What is presented in the media is often a little less nuanced than reality, for practical reasons. In a culture where information has to be easily digestible, the media can’t present enough information to give us an accurate picture. So some show the highlights from one side and others show highlights from the other. You end up with black-and-white stories that often polarize and contradict each other. Some read articles from newspapers about MDMA deaths and LSD psychoses that confirm the existing beliefs of one side. And others read selected articles about how safe MDMA is compared to alcohol and what amazing results psilocybin has treating variety of mental illnesses. Both live in kind of a bubble and many of my clients have one leg in each bubble. Psychedelic therapy is no high risk sport, but neither a magic pill that fixes everything at once. Here I will try to present some nuances.

Psilocybin - one treatment is all it takes?

Research on psilocybin-assisted therapy has focused mainly on depression. There’s one relevant study by Johns Hopkins in the United States and one at Imperial College in England. Both studies show very promising results, well above alternative medicines available on the market today. In addition there are some benefits of psilocybin over today's antidepressants - they're fast acting, there are fewer side effects and you do not have to take it every day. Antidepressants and psilocybin also have opposite functions in many ways, with the former alleviating the symptoms and the latter taking you to the core of the problem instead. There are, however, facets of psilocybin treatment that rarely are presented.

One is the experiences people have through such treatments. They may be beautiful, but for many it is perhaps one of the most challenging experiences they have had in their lives. When researchers at Johns Hopkins asked participants to rate how meaningful the experience was, of which 75 % placed it in the top five in their life, they used just that word with care. They did not use the words beautiful, positive, or healing, simply because the experiences and the period after can be quite challenging.

The second point is that the studies are small, so it is common to see less promising results in larger studies. The researchers hand pick candidates among a large group of applicants, giving them the possibility to choose the candidates they believe will respond best to this kind of treatment. In addition, the depression seems to creep back over time. The study from Imperial shows that almost two thirds of the participants were depression-free after two treatments (one low and one high dose). After three months, less than half were depression-free, and long-term follow-up (6-12 months) shows that the percentage decreases slowly and that the depression returns for most people. These are still good results compared with other medications/treatments and when one takes into account that the participants in the study have on average been diagnosed with clinical depression for 17.8 years. But it also confirms that this is not a quick fix. And based on research, we do not actually know how patients would respond to more treatments over time.

So the only thing I can offer here is the experience from my clients and from other psychedelic therapists/retreat organizers in other countries. We also see that depression returns over time in almost everyone, but often in a slightly different form than before. One of my clients described the phenomenon in a good way: “I still have dark periods where I lie on the couch in fetal position, but the difference now is that I know that it is not everything and that it will pass. I couldn’t feel that before." It seems that several treatments (2-6) a year are required over several years to achieve a marked, long-lasting effect for the majority. It is perhaps not strange that it takes time to learn to see the world in a different way than we’re used to.

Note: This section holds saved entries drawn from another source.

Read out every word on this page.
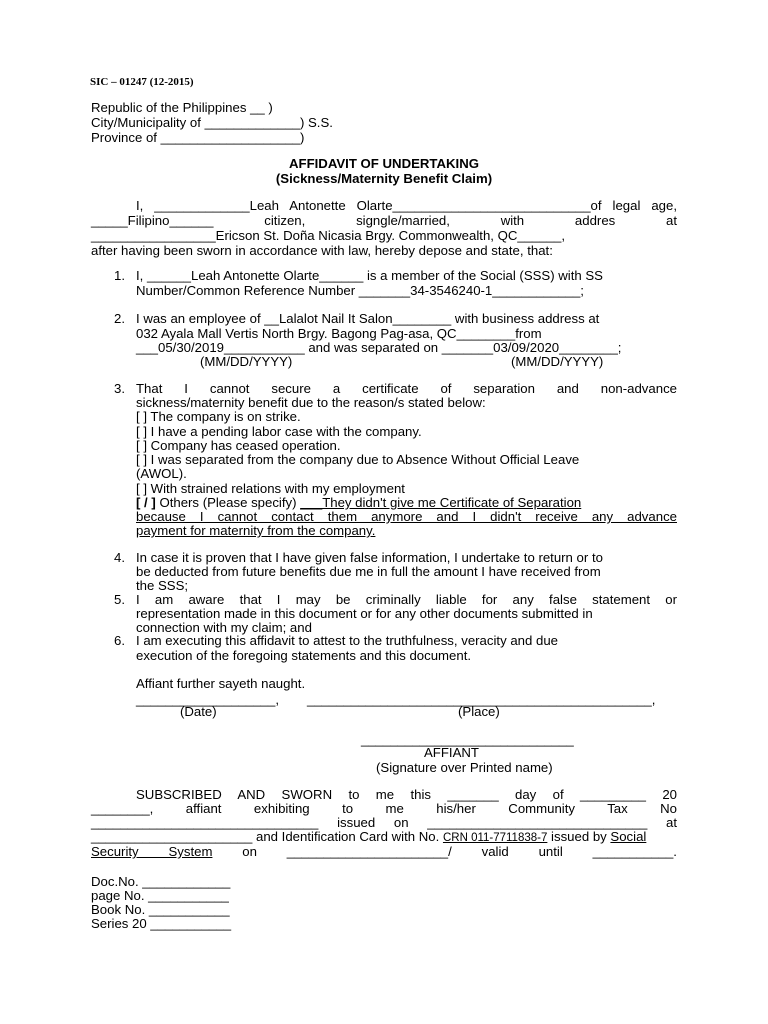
SIC – 01247 (12-2015)
Republic of the Philippines __ )
City/Municipality of _____________) S.S.
Province of ___________________)
AFFIDAVIT OF UNDERTAKING
(Sickness/Maternity Benefit Claim)
I, _____________Leah Antonette Olarte___________________________of legal age,
_____Filipino______	citizen,	signgle/married,	with	addres	at
_________________Ericson St. Doña Nicasia Brgy. Commonwealth, QC______,
after having been sworn in accordance with law, hereby depose and state, that:
1. I, ______Leah Antonette Olarte______ is a member of the Social (SSS) with SS
Number/Common Reference Number _______34-3546240-1____________;
2. I was an employee of __Lalalot Nail It Salon________ with business address at
032 Ayala Mall Vertis North Brgy. Bagong Pag-asa, QC________from
___05/30/2019___________ and was separated on _______03/09/2020________;
(MM/DD/YYYY)	(MM/DD/YYYY)
3. That I cannot secure a certificate of separation and non-advance
sickness/maternity benefit due to the reason/s stated below:
[ ] The company is on strike.
[ ] I have a pending labor case with the company.
[ ] Company has ceased operation.
[ ] I was separated from the company due to Absence Without Official Leave
(AWOL).
[ ] With strained relations with my employment
[ / ] Others (Please specify) ___They didn't give me Certificate of Separation
because I cannot contact them anymore and I didn't receive any advance
payment for maternity from the company.
4. In case it is proven that I have given false information, I undertake to return or to
be deducted from future benefits due me in full the amount I have received from
the SSS;
5. I am aware that I may be criminally liable for any false statement or
representation made in this document or for any other documents submitted in
connection with my claim; and
6. I am executing this affidavit to attest to the truthfulness, veracity and due
execution of the foregoing statements and this document.
Affiant further sayeth naught.
___________________, _______________________________________________,
(Date)	(Place)
_____________________________
AFFIANT
(Signature over Printed name)
SUBSCRIBED AND SWORN to me this _______ day of _________ 20
________, affiant exhibiting to me his/her Community Tax No
_______________________________ issued on ______________________________ at
______________________ and Identification Card with No. CRN 011-7711838-7 issued by Social
Security System on ______________________/ valid until ___________.
Doc.No. ____________
page No. ___________
Book No. ___________
Series 20 ___________
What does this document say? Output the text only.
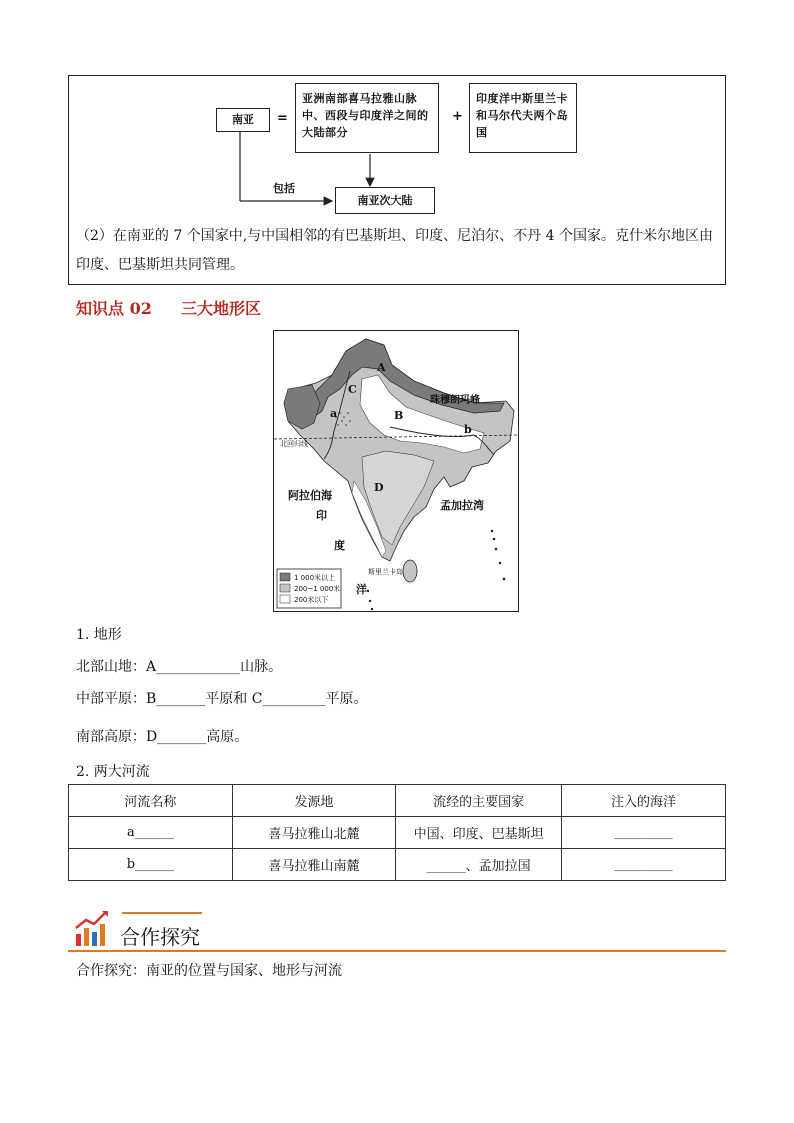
南亚	=
亚洲南部喜马拉雅山脉中、西段与印度洋之间的大陆部分
+
印度洋中斯里兰卡和马尔代夫两个岛国
包括
南亚次大陆
（2）在南亚的 7 个国家中,与中国相邻的有巴基斯坦、印度、尼泊尔、不丹 4 个国家。克什米尔地区由印度、巴基斯坦共同管理。
知识点 02 三大地形区
A
C
B
a
b
D
珠穆朗玛峰
北回归线
阿拉伯海
孟加拉湾
印
度
洋
斯里兰卡岛
1 000米以上
200~1 000米
200米以下
1. 地形
北部山地：A____________山脉。
中部平原：B_______平原和 C_________平原。
南部高原：D_______高原。
2. 两大河流
河流名称	发源地	流经的主要国家	注入的海洋
a______	喜马拉雅山北麓	中国、印度、巴基斯坦	_________
b______	喜马拉雅山南麓	______、孟加拉国	_________
合作探究
合作探究：南亚的位置与国家、地形与河流
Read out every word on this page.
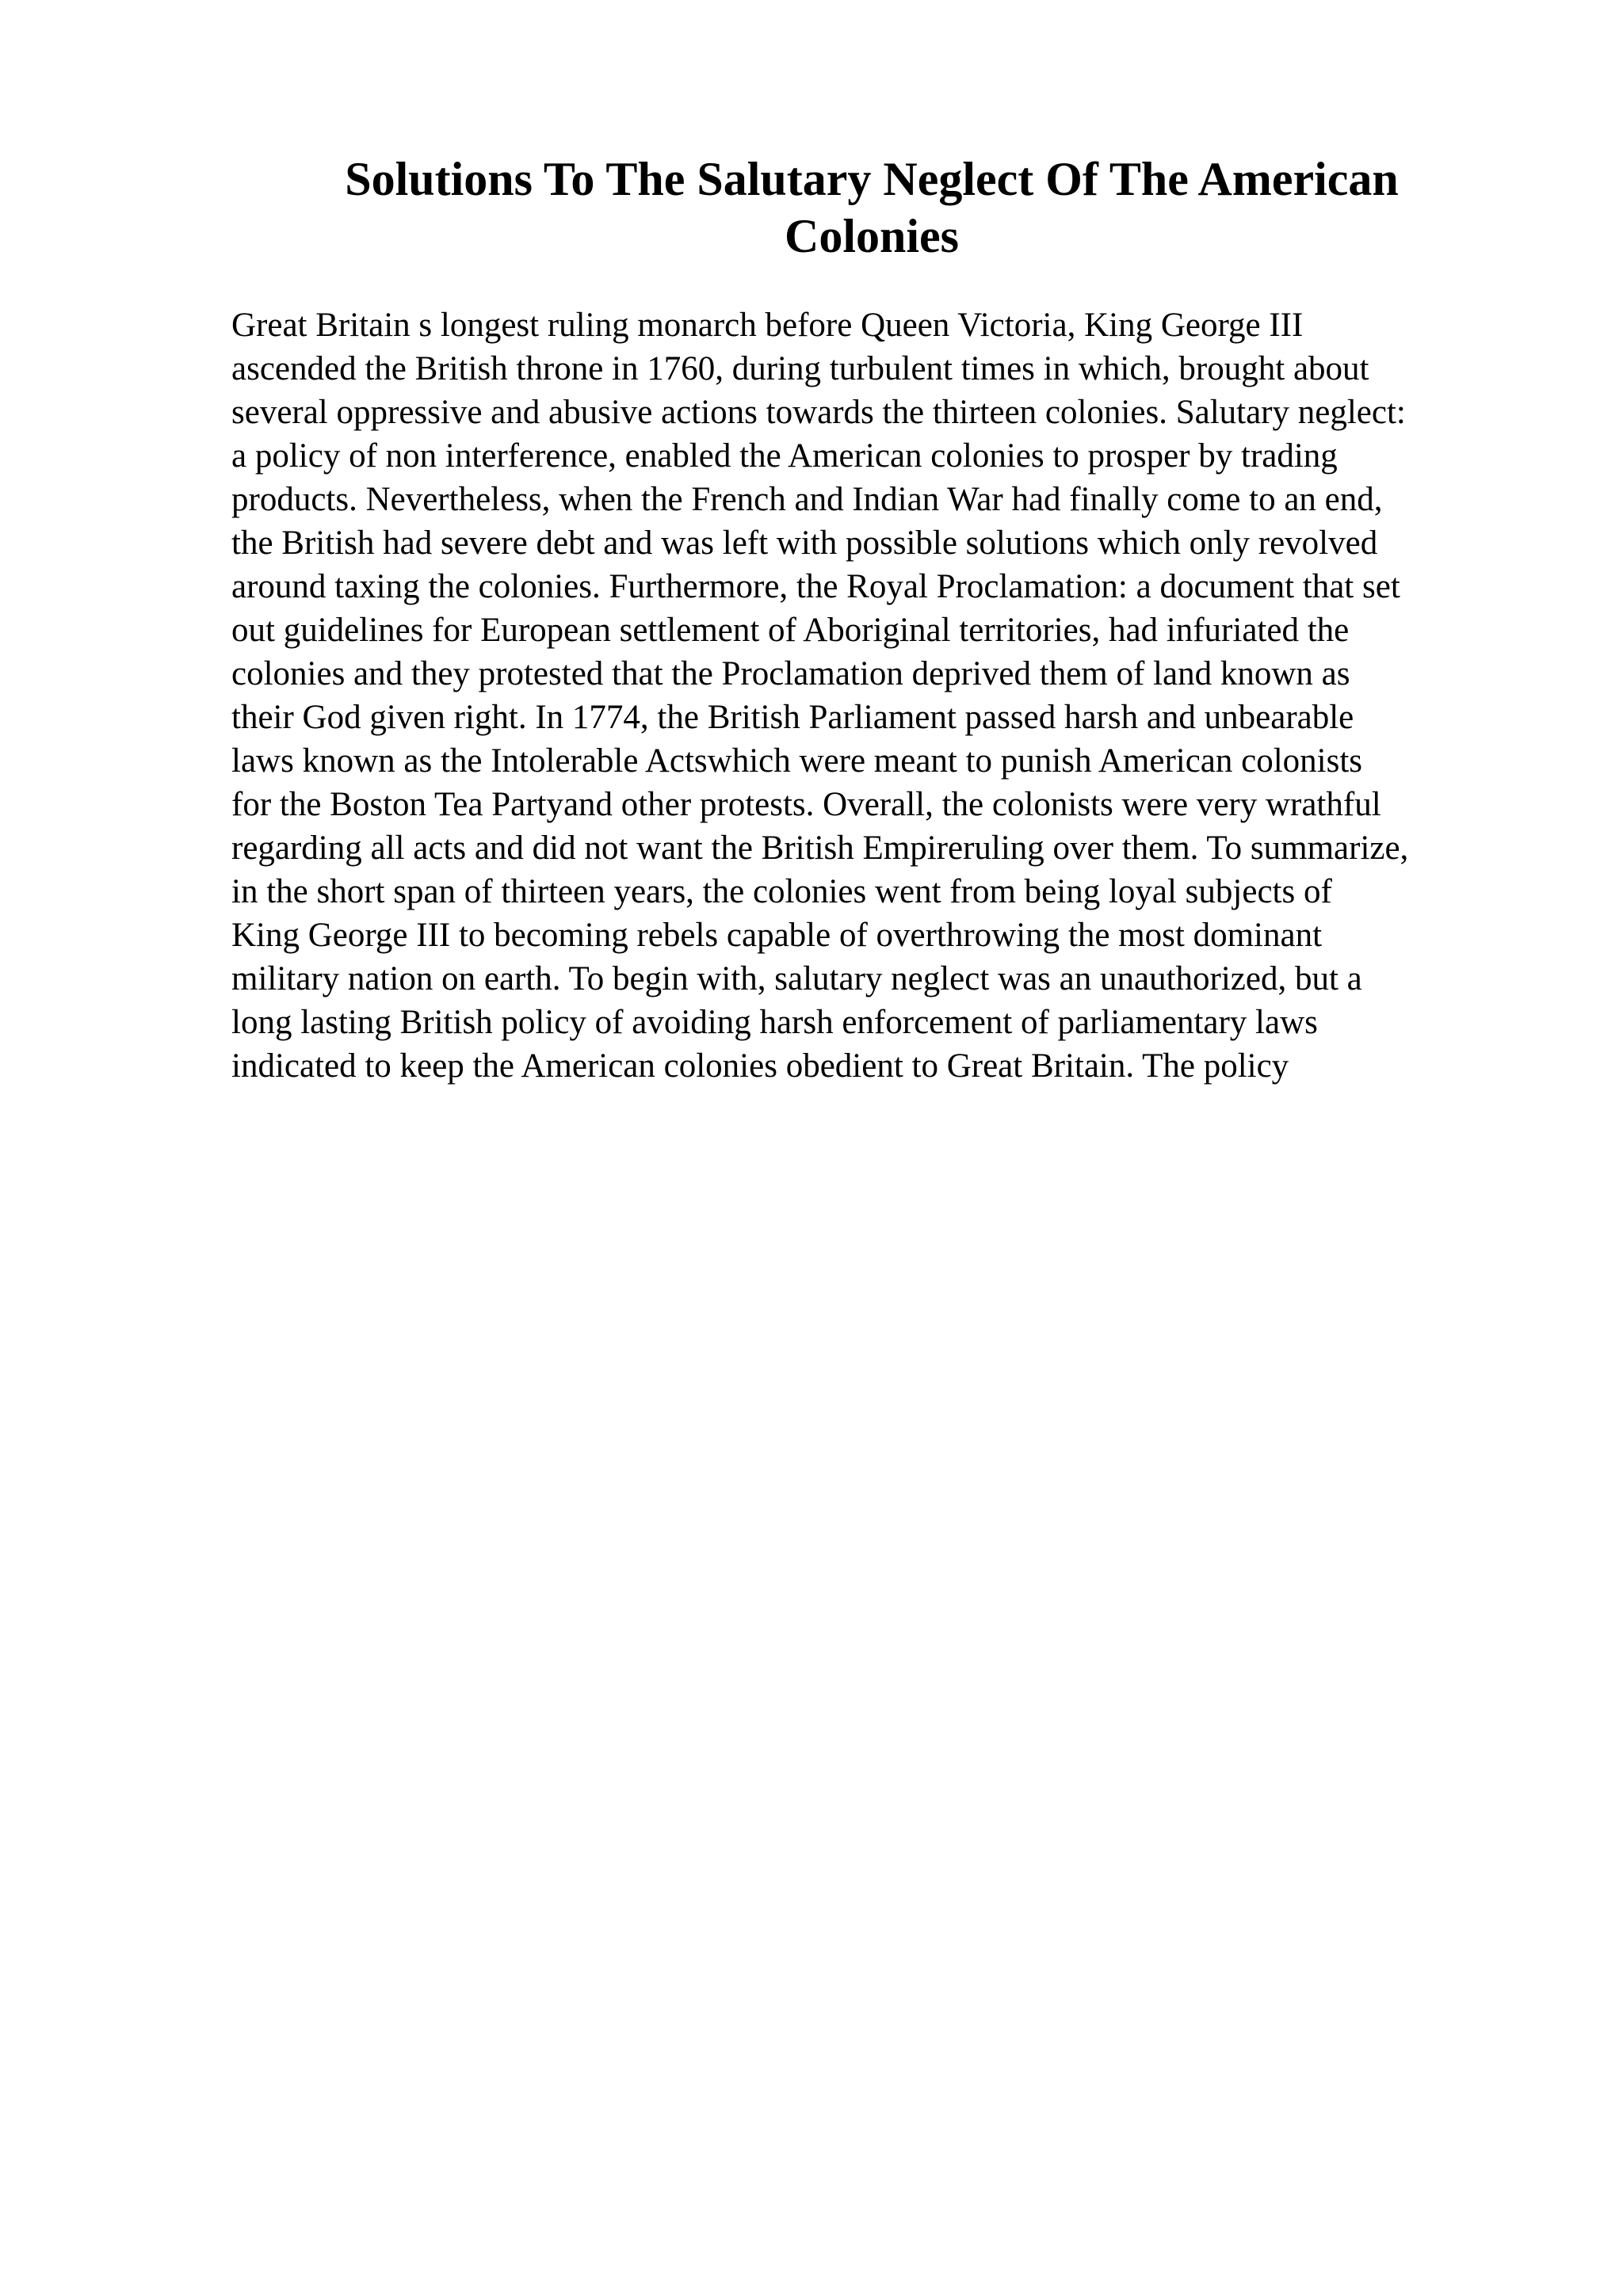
Solutions To The Salutary Neglect Of The American Colonies
Great Britain s longest ruling monarch before Queen Victoria, King George III
ascended the British throne in 1760, during turbulent times in which, brought about
several oppressive and abusive actions towards the thirteen colonies. Salutary neglect:
a policy of non interference, enabled the American colonies to prosper by trading
products. Nevertheless, when the French and Indian War had finally come to an end,
the British had severe debt and was left with possible solutions which only revolved
around taxing the colonies. Furthermore, the Royal Proclamation: a document that set
out guidelines for European settlement of Aboriginal territories, had infuriated the
colonies and they protested that the Proclamation deprived them of land known as
their God given right. In 1774, the British Parliament passed harsh and unbearable
laws known as the Intolerable Actswhich were meant to punish American colonists
for the Boston Tea Partyand other protests. Overall, the colonists were very wrathful
regarding all acts and did not want the British Empireruling over them. To summarize,
in the short span of thirteen years, the colonies went from being loyal subjects of
King George III to becoming rebels capable of overthrowing the most dominant
military nation on earth. To begin with, salutary neglect was an unauthorized, but a
long lasting British policy of avoiding harsh enforcement of parliamentary laws
indicated to keep the American colonies obedient to Great Britain. The policy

MDMA - are you cured in three dosing sessions?

MDMA for post-traumatic stress disorder (PTSD) has documented a better long-term effect than psilocybin has for depression, but these studies also differ a great deal. The MDMA studies involve three high-dose treatments over three months with associated 36 hours of psychotherapy. This means that the participants receive several hours of therapy a week over a long period in addition to the session days with MDMA. This is both a more intensive and expensive course of treatment than is usually administered, and it is a huge part of the treatment. In some cases, PTSD can also be an easier "nut to crack", simply because there might a more specific goal available. Like being able to process a specific trauma.

On the one hand, I would say that the impression one gets in the media is a bit sensationalist, simplified and exaggerated. On the other hand, I also see a huge potential in the use of less rigid treatment protocols than those used in research today. The research is limited by economics, stigma and the authorities' drug regulation, so the researchers stick to the most conservative framework they can until these become approved drugs. It is also important to emphasize that neither MDMA nor psilocybin are new substances and that these are substances that have been used as medicine in underground therapy for 50 years. Several of which have published books (eg Leo Zeff, R. Coleman and Anne Other). In underground therapy, the treatment is adapted to the client. You often work through different medications in phases, sometimes even in combination, to achieve the best possible results over time. And the research might show the benifit of that 10-20 years later.